Racismo e Economia – materialidade e abstração

Recentemente foi proposta uma discussão sobre a necessidade de tratar o racismo como tema fundamental da economia. Como resposta publicamos um texto na Folha de São Paulo e é pertinente expandirmos essa discussão aqui.

O racismo está sendo tratado há muito tempo como tema fundamental na economia e sociedade. Mas quais são as barreiras para que essa discussão ganhe capilaridade e seja difundida com a importância que é devida? Por óbvio, concordamos que o racismo é tema fundamental da economia e que deva ser abordado como tal. Mas o que se esconde ao compreender esta abordagem “fundamental” apenas como uma inclusão acessória da questão racial nos estudos de determinada área do saber, sem especificar de que modo e por quem ela será feita?

Nossa perspectiva é que o racismo é uma estrutura que ajudou a estabelecer o capitalismo como modo de produção hegemônico e mundial e é necessário a sua reprodução, mesmo nos dias atuais. Quer dizer que, materialmente, o racismo – em conjunto com o patriarcado e outras estruturas de opressão – articula a dominação necessária à exploração. Ele criou condições para a emergência da burguesia como classe dominante através do Colonialismo, da Escravidão e do tráfico de escravizados.
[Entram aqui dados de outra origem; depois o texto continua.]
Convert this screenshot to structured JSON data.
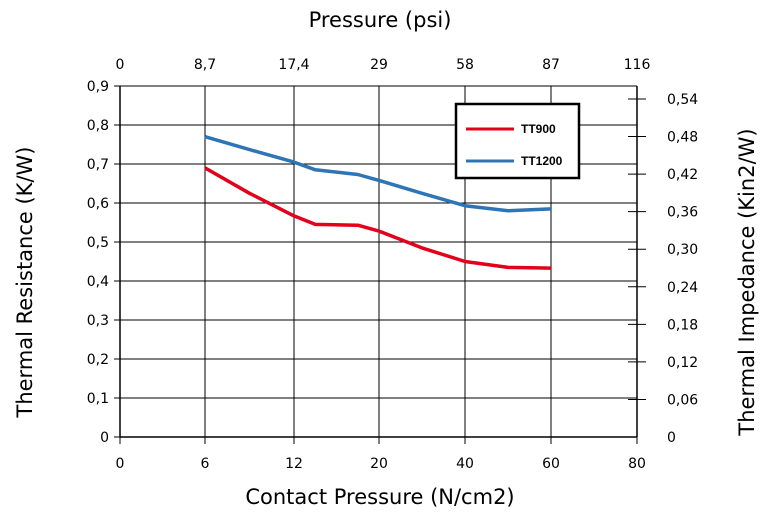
{
  "chart_data": {
    "type": "line",
    "title": "",
    "x_label": "Contact Pressure (N/cm2)",
    "x2_label": "Pressure (psi)",
    "y_label": "Thermal Resistance (K/W)",
    "y2_label": "Thermal Impedance (Kin2/W)",
    "x_tick_labels": [
      "0",
      "6",
      "12",
      "20",
      "40",
      "60",
      "80"
    ],
    "x2_tick_labels": [
      "0",
      "8,7",
      "17,4",
      "29",
      "58",
      "87",
      "116"
    ],
    "y_ticks": [
      0,
      0.1,
      0.2,
      0.3,
      0.4,
      0.5,
      0.6,
      0.7,
      0.8,
      0.9
    ],
    "y_tick_labels": [
      "0",
      "0,1",
      "0,2",
      "0,3",
      "0,4",
      "0,5",
      "0,6",
      "0,7",
      "0,8",
      "0,9"
    ],
    "y2_tick_labels": [
      "0",
      "0,06",
      "0,12",
      "0,18",
      "0,24",
      "0,30",
      "0,36",
      "0,42",
      "0,48",
      "0,54"
    ],
    "ylim": [
      0,
      0.9
    ],
    "grid": true,
    "legend_position": "top-right",
    "series": [
      {
        "name": "TT900",
        "color": "#e3001b",
        "points": [
          [
            6,
            0.69
          ],
          [
            9,
            0.625
          ],
          [
            12,
            0.567
          ],
          [
            14,
            0.545
          ],
          [
            18,
            0.543
          ],
          [
            20,
            0.528
          ],
          [
            30,
            0.485
          ],
          [
            40,
            0.45
          ],
          [
            50,
            0.435
          ],
          [
            60,
            0.433
          ]
        ]
      },
      {
        "name": "TT1200",
        "color": "#2e75b6",
        "points": [
          [
            6,
            0.77
          ],
          [
            9,
            0.737
          ],
          [
            12,
            0.705
          ],
          [
            14,
            0.685
          ],
          [
            18,
            0.673
          ],
          [
            20,
            0.658
          ],
          [
            30,
            0.625
          ],
          [
            40,
            0.593
          ],
          [
            50,
            0.58
          ],
          [
            60,
            0.585
          ]
        ]
      }
    ]
  }
}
E isto implica que a supremacia racial da branquitude se expressa não apenas no pensamento burguês e na cosmovisão capitalista, mas também na organização concreta das relações sociais de produção.
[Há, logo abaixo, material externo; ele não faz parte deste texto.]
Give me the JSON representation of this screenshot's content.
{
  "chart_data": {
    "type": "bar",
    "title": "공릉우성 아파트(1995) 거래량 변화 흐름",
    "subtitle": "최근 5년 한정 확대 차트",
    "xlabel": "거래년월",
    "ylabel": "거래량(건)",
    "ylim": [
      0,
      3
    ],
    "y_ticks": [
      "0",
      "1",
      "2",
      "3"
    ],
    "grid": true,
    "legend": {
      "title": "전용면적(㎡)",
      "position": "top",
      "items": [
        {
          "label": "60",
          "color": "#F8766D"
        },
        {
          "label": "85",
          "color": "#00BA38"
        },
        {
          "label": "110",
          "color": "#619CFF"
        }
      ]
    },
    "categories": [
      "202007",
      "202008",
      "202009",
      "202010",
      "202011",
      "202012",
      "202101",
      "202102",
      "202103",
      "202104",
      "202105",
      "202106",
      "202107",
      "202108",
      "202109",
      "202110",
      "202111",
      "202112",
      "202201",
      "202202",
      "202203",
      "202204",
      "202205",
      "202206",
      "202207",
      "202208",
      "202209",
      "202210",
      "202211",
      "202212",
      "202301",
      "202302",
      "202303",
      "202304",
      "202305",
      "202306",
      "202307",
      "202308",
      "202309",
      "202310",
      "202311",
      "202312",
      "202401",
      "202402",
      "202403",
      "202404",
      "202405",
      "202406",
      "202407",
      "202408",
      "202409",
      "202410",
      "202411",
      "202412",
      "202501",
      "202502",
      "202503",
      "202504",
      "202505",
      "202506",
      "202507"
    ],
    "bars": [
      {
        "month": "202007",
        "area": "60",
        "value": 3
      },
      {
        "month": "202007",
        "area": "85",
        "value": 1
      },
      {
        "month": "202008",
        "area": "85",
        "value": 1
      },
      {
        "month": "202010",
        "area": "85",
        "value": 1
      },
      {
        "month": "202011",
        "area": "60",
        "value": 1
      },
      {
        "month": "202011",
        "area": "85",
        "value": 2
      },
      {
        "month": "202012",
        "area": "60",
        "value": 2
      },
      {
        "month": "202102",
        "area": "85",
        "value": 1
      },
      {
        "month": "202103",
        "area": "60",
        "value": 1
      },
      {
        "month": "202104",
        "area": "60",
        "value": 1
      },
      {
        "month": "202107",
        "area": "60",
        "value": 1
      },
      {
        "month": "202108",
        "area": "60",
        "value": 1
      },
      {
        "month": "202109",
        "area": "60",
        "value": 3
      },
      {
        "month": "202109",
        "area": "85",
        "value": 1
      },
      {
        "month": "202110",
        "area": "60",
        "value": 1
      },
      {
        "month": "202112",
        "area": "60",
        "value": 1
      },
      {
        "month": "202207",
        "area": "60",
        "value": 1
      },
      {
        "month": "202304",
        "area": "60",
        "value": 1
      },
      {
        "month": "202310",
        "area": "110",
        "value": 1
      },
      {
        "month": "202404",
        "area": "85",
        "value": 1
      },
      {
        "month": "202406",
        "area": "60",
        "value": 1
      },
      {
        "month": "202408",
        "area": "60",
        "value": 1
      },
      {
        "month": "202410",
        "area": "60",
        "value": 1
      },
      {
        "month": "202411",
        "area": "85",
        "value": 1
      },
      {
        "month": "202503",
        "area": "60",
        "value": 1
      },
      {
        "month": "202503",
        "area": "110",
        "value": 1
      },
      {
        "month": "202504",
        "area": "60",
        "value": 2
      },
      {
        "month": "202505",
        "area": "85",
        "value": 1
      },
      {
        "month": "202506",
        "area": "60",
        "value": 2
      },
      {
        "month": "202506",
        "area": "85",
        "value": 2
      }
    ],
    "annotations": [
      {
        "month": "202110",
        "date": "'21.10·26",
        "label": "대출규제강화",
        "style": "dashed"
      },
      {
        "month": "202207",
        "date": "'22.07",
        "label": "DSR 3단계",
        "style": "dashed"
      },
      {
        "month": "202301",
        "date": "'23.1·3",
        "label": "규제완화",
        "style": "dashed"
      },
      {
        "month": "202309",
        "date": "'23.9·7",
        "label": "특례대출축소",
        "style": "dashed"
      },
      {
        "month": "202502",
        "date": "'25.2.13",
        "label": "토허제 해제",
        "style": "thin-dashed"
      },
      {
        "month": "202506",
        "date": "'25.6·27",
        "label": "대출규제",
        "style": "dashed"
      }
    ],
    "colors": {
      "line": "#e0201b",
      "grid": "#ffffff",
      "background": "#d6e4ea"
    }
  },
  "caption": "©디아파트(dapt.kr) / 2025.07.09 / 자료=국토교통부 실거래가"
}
De todo modo, vamos nos voltar à prática das Ciências Econômicas no Brasil e nos efeitos do racismo como um articulador epistemológico de sua própria reprodução nesse campo. Assim, podemos abordar a reflexão que decorre da concretude – apresentada acima – de maneira mais próxima a todos nós. 

O Coletivo tem debatido a dominação do pensamento econômico pela colonialidade do saber desde sua criação. Isto é, um de nossos objetos é a dominação da ciência nos marcos estabelecidos pelo colonialismo e imperialismo. Uma perspectiva que questiona os reflexos da supremacia racial branca (construída pelo racismo) não apenas nas Ciências Econômicas, mas nas Humanidades de forma geral. 

Isso implica que, sob a lógica do racismo, as interpretações e políticas formuladas pelos economistas podem – e irão, em sua maioria – conter um conteúdo imediatamente ligado ao racismo e sua reprodução, mesmo que de forma implícita ou “cordial”. 

Isto dá conta da incapacidade de compreender o racismo fora do âmbito comportamental ou individual, pelo mainstream econômico – à parte do limitante individualismo metodológico dessa corrente. Mas, também, é o que reforça as noções hegemônicas na heterodoxia em entender o racismo como um problema do negro, ou de vê-lo como objeto desprovido de capacidade de autodeterminação.

Recentemente, comparamos o capitalismo à construção de um prédio e o racismo como seu fundamento. Aqui, podemos abrir mão dessa alegoria e expandir a noção de materialidade do racismo. O racismo é a relação de desigualdade entre grupos humanos, dada pela criação social das raças e normalizada nas relações de dominação e exploração do Colonialismo. No capitalismo, o racismo ganha uma forma específica, que tem como objetivo a continuidade do expurgo de riquezas das ex-colônias e da expropriação formal da humanidade do não branco, expresso na figura do negro, do indígena, dos olivas, dentre outros. Por outro lado, a justificativa desses horrores se dá pelo eurocentrismo, a noção de supremacia racial, enfim, pela ideologia racial.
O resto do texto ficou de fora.